The other thoughti have tooffer deals with being at a state of awareness...readiness to recognize ourselves. As a child I had no frame of reference for what I felt. I only knew that my behavior elicited teasing from siblings and rebuke from some adults. Reallythrough most of myadult life I still hid or denied the.possibility that I might present as female... it wasn't until I saw myself for the first time fully en femme and was encouraged by my wife that I could fully entertain the potential of who I was...or at least who I might be.
Mom's still coming to terms with it, but it's out of support and love. She thought we all wanted a sex change surgery, for example. Then, in another email, she wanted to know if she had seen me once when we all still lived in Maryland (I'm in Los Angeles, they live near Tampa now) because a bunch of CDs came into a restaurant once and one looked like me. As part of that whole thing, she made sure I knew I was still the only one in their will. LOL. But yeah, knowing that she knew something was different in this before I was old enough to start crafting a public face, meant a lot to me in justifying this as my reality and not a delusion.
Labels can be constructive or destructive. Both ways offer a shorthand word to a list of characteristics. Sometimes, not all of the characteristics will fit.
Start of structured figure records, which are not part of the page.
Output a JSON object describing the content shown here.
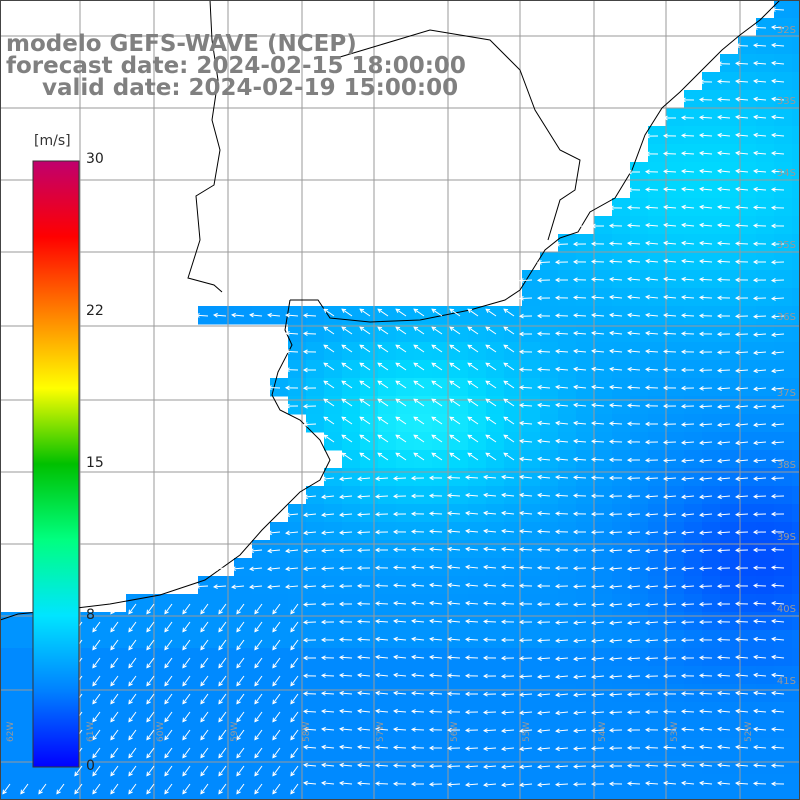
{
  "title": {
    "model": "modelo GEFS-WAVE (NCEP)",
    "forecast": "forecast date: 2024-02-15 18:00:00",
    "valid": "valid date: 2024-02-19 15:00:00"
  },
  "colorbar": {
    "unit": "[m/s]",
    "ticks": [
      "30",
      "22",
      "15",
      "8",
      "0"
    ],
    "colors": [
      "#0000ff",
      "#0080ff",
      "#00e5ff",
      "#00ff80",
      "#00c000",
      "#ffff00",
      "#ff8000",
      "#ff0000",
      "#c0006e"
    ]
  },
  "axes": {
    "lat_labels": [
      "32S",
      "33S",
      "34S",
      "35S",
      "36S",
      "37S",
      "38S",
      "39S",
      "40S",
      "41S"
    ],
    "lon_labels": [
      "62W",
      "61W",
      "60W",
      "59W",
      "58W",
      "57W",
      "56W",
      "55W",
      "54W",
      "53W",
      "52W"
    ]
  },
  "map": {
    "field": "wind speed",
    "ocean_color": "#1a8cff",
    "land_color": "#ffffff",
    "coast_color": "#000000",
    "grid_color": "#9a9a9a",
    "arrow_color": "#ffffff"
  }
}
Sometimes the characteristics become an archetype, sometimes a stereotype. And yes, I was afraid of fitting to the label than finding the right one for me. I think I'm on the right track now.
Yeah, the early teasing and such can be a problem. My dual mode dysphoria is another thing in the way. I can have all sorts of people complimenting me (I've posted on my inability to accept them well before), but if I'm in male mode and look at my female picture, my criticality of my features, makeup, beard shadow, etc totally kills any confidence I can have. I basically say to myself "How can they say she's pretty, she's a man (me) in a dress!" and I just get in my own way. I don't feel that way when I switch, so my male side needs to STFU.
[QUOTE=Mikaela;2812421.... if I'm in male mode and look at my female picture, my criticality of my features, makeup, beard shadow, etc totally kills any confidence I can have. I basically say to myself "How can they say she's pretty, she's a man (me) in a dress!" and I just get in my own way. I don't feel that way when I switch, so my male side needs to STFU.[/QUOTE]
Ain't it the truth. We oftensee the worst in ourselves...gotta listen to your SO on such matters! Do that and you will be nylon the right track!